– Кто это?
– Зверь. – Чихъ пожал плечами. – Очень лютый.
И, правда, как Освальд сам сразу не догадался. Лютобой, так лютобой. Вот если бы костогрыз какой, так хотя бы обидно было. А так…
Деревья росли густо и плотно, переплетаясь между собой, закрывали серую хмарь неба. Названия большинства Освальд не смог бы назвать, даже изучая ботанику в институте Сайентолль. Слишком старый лес, слишком древний и опасный. Смешные ребята, почитающие себя учеными мужами, сюда вряд ли добирались.

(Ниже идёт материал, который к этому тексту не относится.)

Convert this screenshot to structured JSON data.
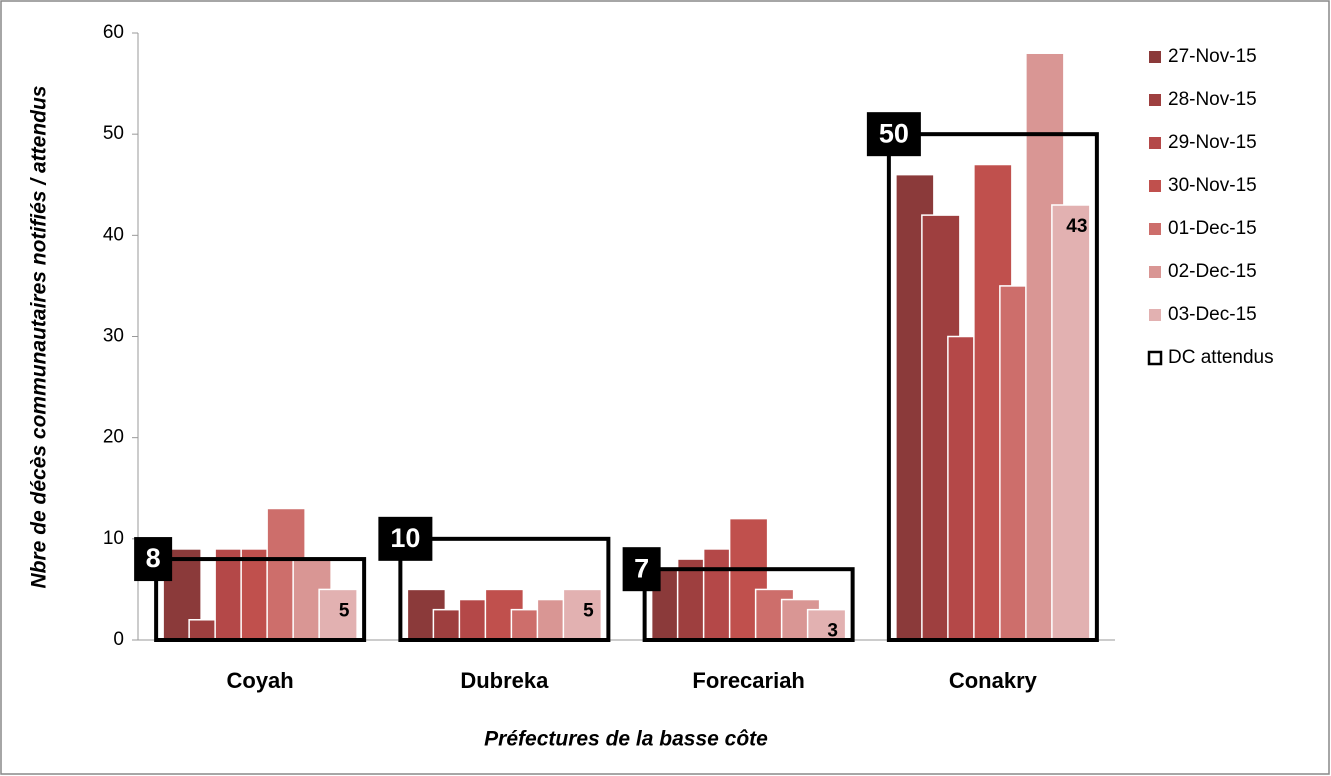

Мало кому захочется пойти на прокорм неизвестному виду хищников или человеку, не признающему ничего кроме собственных законов. Хотя, подумалось Освальду, уж кто-то, а умники из Безанта сюда доберутся. А если не захотят, то кесарь-Солнце их явно заставит.
Изумрудно-зеленое, грязно-серое, охряно-желтое и красно-багряное море вокруг волновалось и жило само по себе, казалось, наплевав на двух странных букашек, упрямо прущих на своих двоих вперед. Чихъ вел вперед даже не тропками. Старик упорно шел в такие заросли, где пройти казалось совершенно невозможным. Но они двигались вперед с завидной скоростью. Игла в «искателе» не крутилась, твердо показывая только вперед.
Чихъ поднял руку, Освальд остановился. Старик повернулся, приложил палец к губам, присел. Пришлось следовать его примеру. Как перед ними и чуть сверху оказались несколько широченных и плотных листов какого-то местного лопуха, ростом по пояс Освальду, он и не заметил. Чихъ ткнул пальцем вперед.
Освальд потянул за ремень арбалет. Сухая и теплая ладонь старика остановила его. Он непонимающе уставился на него, впереди еле слышно хрустнуло. Освальд повернул голову к шуму, замер, заметив пошевелившийся куст. Через листья еле заметно мелькнула рыжая шерсть.
На открытую поляну выбралось странное существо, больше всего похожее на огромную крысу с маленькими ушами и без хвоста. Село, блеснув глазами, потянуло носом, внюхиваясь. Еле слышно свистнуло и переваливаясь побежало к соседней заросли. Следом, юрко покатились шесть маленьких рыженьких клубков. Второе большое животное появилось тут же, так же потешно, как и первый рыжик, покрутило пятачком, розовым и гладким, скрылось в зелени.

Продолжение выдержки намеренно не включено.